Which raises a question about today’s hottest Web 2.0 trend…
Foursquare for the Enterprise?
Foursquare, and its up-n-coming competitor Gowalla, are all the rage these days. These location-based social networks are good for seeing what friends are doing. Foursquare also integrates features that reward participation (points), add a sense of competition (mayors) and provide recognition (badges).
Mark Fidelman recently wrote about Foursquare and Enterprise 2.0. And using our handy two-year lag calculation, somewhere in early 2012 the first mainstream Enterprise 2.0 will integrate Foursquare features. Actually, two of them.
Location check-ins
Employees will check in their locations from all around the globe. Sales meetings, customer on-site deployments, sourcing trips, conferences, etc. Sure, this info might be in the Outlook Calendar. But even if it is, Outlook Calendar entries aren’t social objects. These check-ins will allow you to know where colleagues are, including those you don’t know well. But wouldn’t it be nice to know if some other employee visited someplace you’re investigating?
These check-ins can be even more tactical. Folks who are part of a meeting in a conference room all check-in. Voila! Meeting attendance, which everyone can see. For an individual employee, these check-ins become a personal history of what you did over the past week.
Mayorships, Badges, Points
Foursquare makes it fun, and for many people, addicting, to check-in. You get points and *bonuses* when you check into the places you go. If you check in to the same place enough times, you get to be mayor of a venue and tweet it about it. You earn badges for accomplishing different things in the Foursquare system.
These features have had the effect of motivating legions of people to participate. It’s fun to see your stats. It’s fun to get a little competitive. It’s great when you get that notification that you’ve earned a new badge.

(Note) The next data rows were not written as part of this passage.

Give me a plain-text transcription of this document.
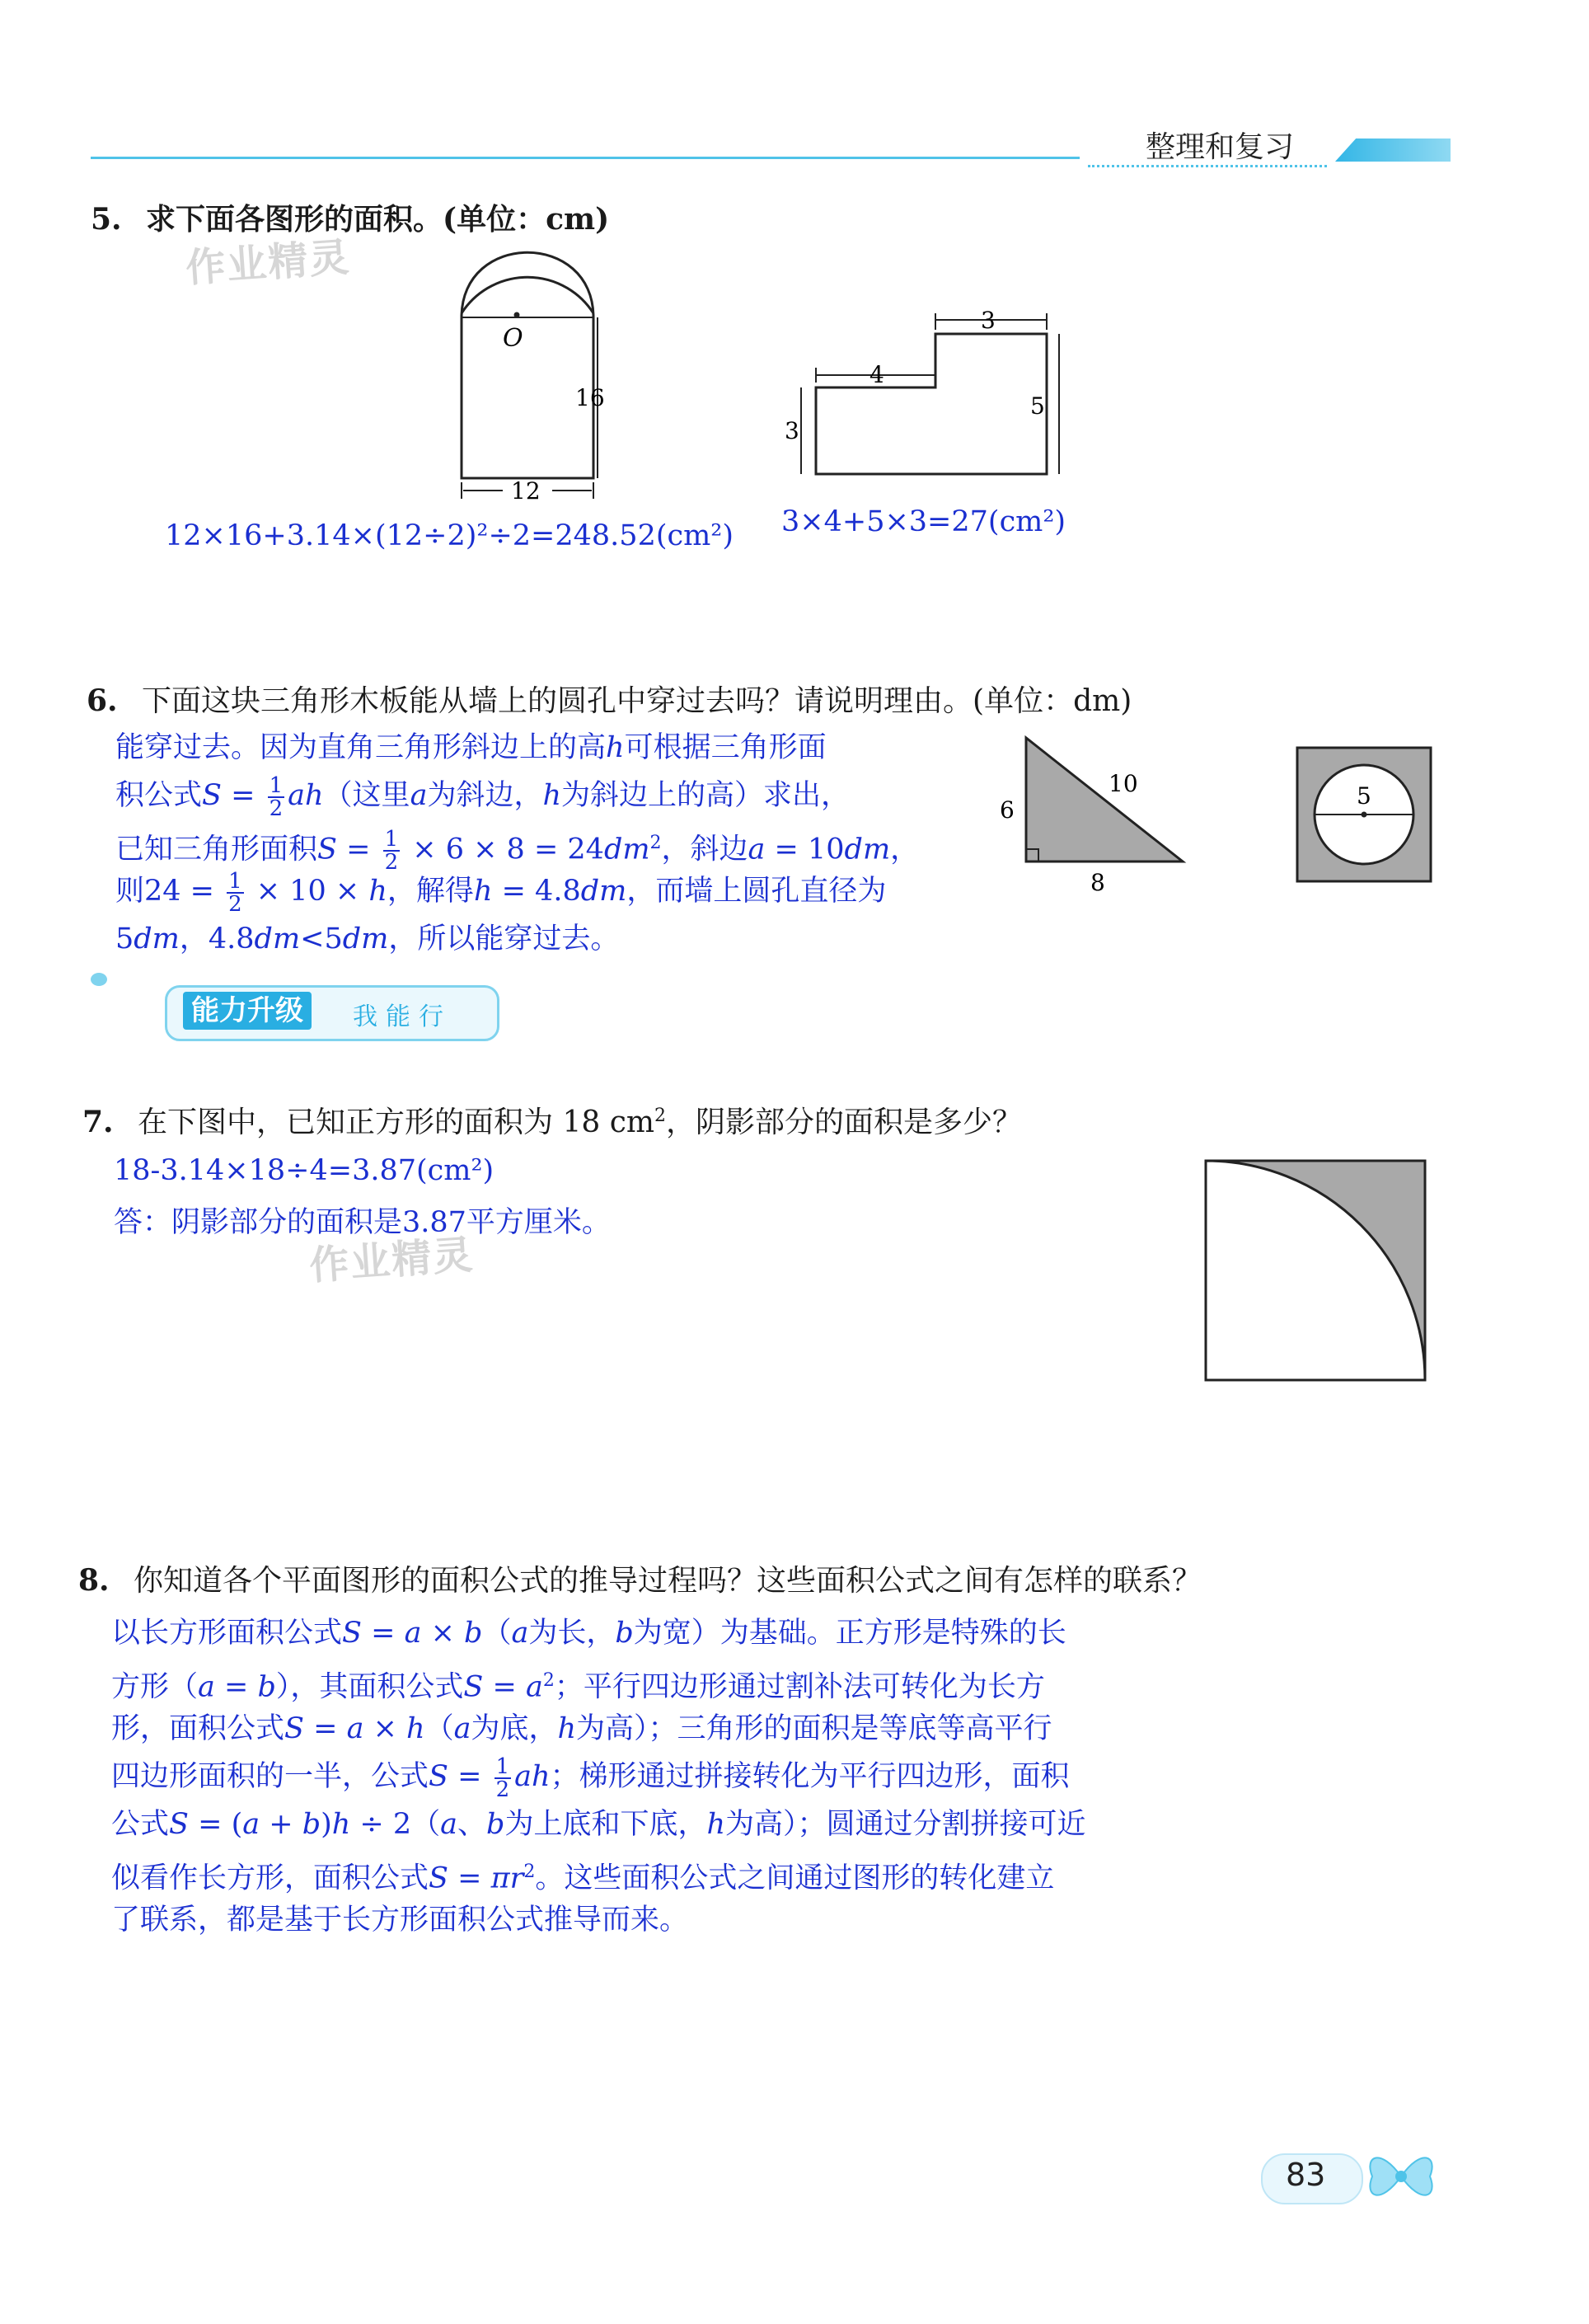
整理和复习
5. 求下面各图形的面积。(单位：cm)
作业精灵
O
16
12
3
4
3
5
12×16+3.14×(12÷2)²÷2=248.52(cm²) 3×4+5×3=27(cm²)
6. 下面这块三角形木板能从墙上的圆孔中穿过去吗？请说明理由。(单位：dm)
能穿过去。因为直角三角形斜边上的高h可根据三角形面
积公式$S = \frac{1}{2} ah$（这里a为斜边，h为斜边上的高）求出，
已知三角形面积$S = \frac{1}{2} \times 6 \times 8 = 24dm^2$，斜边a = 10dm，
则$24 = \frac{1}{2} \times 10 \times h$，解得h = 4.8dm，而墙上圆孔直径为
5dm，4.8dm<5dm，所以能穿过去。
6
8
10	5
能力升级	我能行
7. 在下图中，已知正方形的面积为 18 $cm^2$，阴影部分的面积是多少？
18-3.14×18÷4=3.87(cm²)
答：阴影部分的面积是3.87平方厘米。
作业精灵
8. 你知道各个平面图形的面积公式的推导过程吗？这些面积公式之间有怎样的联系？
以长方形面积公式S = a × b（a为长，b为宽）为基础。正方形是特殊的长
方形（a = b），其面积公式$S = a^2$；平行四边形通过割补法可转化为长方
形，面积公式S = a × h（a为底，h为高）；三角形的面积是等底等高平行
四边形面积的一半，公式$S = \frac{1}{2}$ ah；梯形通过拼接转化为平行四边形，面积
公式S = (a + b)h ÷ 2（a、b为上底和下底，h为高）；圆通过分割拼接可近
似看作长方形，面积公式$S = \pi r^2$。这些面积公式之间通过图形的转化建立
了联系，都是基于长方形面积公式推导而来。
83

Andrew McAfee wrote a series of posts exploring the question of whether knowledge workers should have Enterprise 2.0 ratings. This chart was from one of his posts:
Well, the Foursquare approach certainly takes us down this path, albeit in a fun way. I’d be remiss if I didn’t call out that Spigit already has these tools in place (ahead of its time?).
So what do you think? Personally, I’m looking forward to more Foursquare in the enterprise.